Teens -- and investors -- are finding good bargains at American Eagle Outfitters. Image source: Getty Images.

Upgrading American Eagle stock

This morning, analysts at Citigroup awarded American Eagle Outfitters stock a "buy" rating and a new $27 price target. That's not even as much as American Eagle stock cost two months ago, but if Citi is right, it means the stock could still go up 28% over the next 12 months.

Why so high?

Why does Citigroup have such high hopes for American Eagle? The analyst starts off by pointing out what a low base AE stock is starting out from, "down [about] 30% since reporting 2Q earnings on 8/29," in a write-up covered on StreetInsider.com this morning. At today's share price ($21 and change), American Eagle stock sells for less than 15 times trailing earnings -- or about a 35% discount to the average P/E ratio on the S&P 500.

More than just a low share price, though, Citi says:

AEO has something that others don't -- one of the most attractive growth concepts in retail (Aerie). Aerie is taking market share in the lingerie market with consistent double digit comps and significant growth potential. And with the recent sell-off, we believe the market is not giving AEO the credit it deserves for Aerie.

Flip back a few pages to AE's second-quarter earnings report in August, and you can see why this has Citi so excited. In Q2, Aerie grew "comparable sales" (sometimes known as same-store sales) 27% year over year -- 20 points better than American Eagle's 7% comps growth. So, while Aerie isn't as big as American Eagle proper (there were 109 "Aerie stand-alone stores" at the end of last quarter, and 131 "Aerie side-by-side locations" versus 939 "American Eagle stores"), it's clearly the brand that is driving growth at American Eagle Outfitters as a whole these days.

Valuing the business

In Citi's view, Aerie alone would now be worth roughly $2 billion were it a stand-alone business -- making up more than half the value of American Eagle Outfitter's total market cap, despite accounting for fewer than one-quarter of the company's total store count. What's more, if you net out the value of Aerie, Citi says the rest of the American Eagle empire is being valued at just "3.1x EV/EBITDA, which we believe is overly pessimistic."

Is Citi right about that? I'll admit I'm not as good at "sum of the parts" business analysis as Citi probably is, but when I look at American Eagle Outfitters stock as a whole, I cannot help but agree with the analyst that we're looking at a pretty nice bargain, here.

Over the past 12 months, American Eagle has reported $258 million in GAAP earnings and generated even more impressive free-cash-flow numbers -- $309 million in FCF over the past year, according to data from S&P Global Market Intelligence, or about $1.20 in cash profit for every $1 in reported "earnings" under GAAP.

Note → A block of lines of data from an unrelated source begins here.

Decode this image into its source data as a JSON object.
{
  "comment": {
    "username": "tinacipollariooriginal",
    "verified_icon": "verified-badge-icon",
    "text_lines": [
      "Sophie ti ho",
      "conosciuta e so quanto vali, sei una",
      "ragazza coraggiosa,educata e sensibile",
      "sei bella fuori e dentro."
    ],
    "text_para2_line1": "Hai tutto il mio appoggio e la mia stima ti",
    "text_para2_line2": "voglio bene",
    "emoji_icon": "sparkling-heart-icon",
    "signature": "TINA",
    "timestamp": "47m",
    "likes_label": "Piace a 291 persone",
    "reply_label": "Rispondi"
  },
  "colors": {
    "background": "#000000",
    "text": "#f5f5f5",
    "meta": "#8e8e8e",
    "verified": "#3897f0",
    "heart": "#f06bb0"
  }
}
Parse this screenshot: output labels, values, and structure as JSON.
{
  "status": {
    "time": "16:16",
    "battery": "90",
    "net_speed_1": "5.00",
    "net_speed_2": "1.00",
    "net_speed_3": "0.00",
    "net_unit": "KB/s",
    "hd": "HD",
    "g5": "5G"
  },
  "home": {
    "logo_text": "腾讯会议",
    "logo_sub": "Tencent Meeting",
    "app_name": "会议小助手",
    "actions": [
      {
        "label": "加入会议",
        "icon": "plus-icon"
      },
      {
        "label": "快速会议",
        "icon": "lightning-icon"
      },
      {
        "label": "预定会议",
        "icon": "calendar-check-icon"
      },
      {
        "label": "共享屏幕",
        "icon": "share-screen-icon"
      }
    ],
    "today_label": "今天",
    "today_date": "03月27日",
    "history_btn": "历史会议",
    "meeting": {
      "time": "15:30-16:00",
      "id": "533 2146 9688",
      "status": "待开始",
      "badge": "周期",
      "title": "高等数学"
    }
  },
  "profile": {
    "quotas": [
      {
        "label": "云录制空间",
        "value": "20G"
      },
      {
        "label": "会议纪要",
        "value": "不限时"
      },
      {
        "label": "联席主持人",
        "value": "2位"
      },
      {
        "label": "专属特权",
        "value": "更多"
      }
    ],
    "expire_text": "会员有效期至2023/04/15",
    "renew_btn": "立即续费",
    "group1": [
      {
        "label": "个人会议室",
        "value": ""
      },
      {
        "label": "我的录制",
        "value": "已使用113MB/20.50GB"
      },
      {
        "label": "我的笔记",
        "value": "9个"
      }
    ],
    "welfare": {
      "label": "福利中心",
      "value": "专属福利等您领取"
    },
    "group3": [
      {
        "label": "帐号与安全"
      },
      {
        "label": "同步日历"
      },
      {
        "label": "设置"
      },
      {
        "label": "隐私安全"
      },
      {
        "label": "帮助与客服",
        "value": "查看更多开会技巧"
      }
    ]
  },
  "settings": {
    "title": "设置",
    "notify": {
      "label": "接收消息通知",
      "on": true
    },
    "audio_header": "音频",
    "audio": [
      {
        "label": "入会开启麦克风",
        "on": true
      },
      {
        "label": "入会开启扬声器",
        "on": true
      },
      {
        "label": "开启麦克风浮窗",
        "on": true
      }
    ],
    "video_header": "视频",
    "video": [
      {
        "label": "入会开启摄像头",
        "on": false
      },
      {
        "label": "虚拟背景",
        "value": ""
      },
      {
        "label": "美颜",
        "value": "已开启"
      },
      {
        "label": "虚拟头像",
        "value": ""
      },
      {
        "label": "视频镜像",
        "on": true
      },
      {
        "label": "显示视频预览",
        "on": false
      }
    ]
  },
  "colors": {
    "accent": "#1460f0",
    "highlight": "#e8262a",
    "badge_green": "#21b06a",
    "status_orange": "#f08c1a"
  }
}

With so much cash being generated, American Eagle sports a pristine balance sheet with $363 million in cash and equivalents, but not a lick of debt. As a result, I value the business as a whole at a $3.7 billion market cap, minus $363 million in cash, equals barely $3.3 billion in total enterprise value -- or less than 11 times trailing free cash flow.

With most analysts in agreement that American Eagle will grow its profits at about 12% annually over the next five years, and the stock paying a 2.6% dividend yield on top of that, 11 times FCF seems like a very cheap price to pay for this high-quality retailer. American Eagle stock is a buy.

This article represents the opinion of the writer, who may disagree with the “official” recommendation position of a Motley Fool premium advisory service. We’re motley! Questioning an investing thesis -- even one of our own -- helps us all think critically about investing and make decisions that help us become smarter, happier, and richer.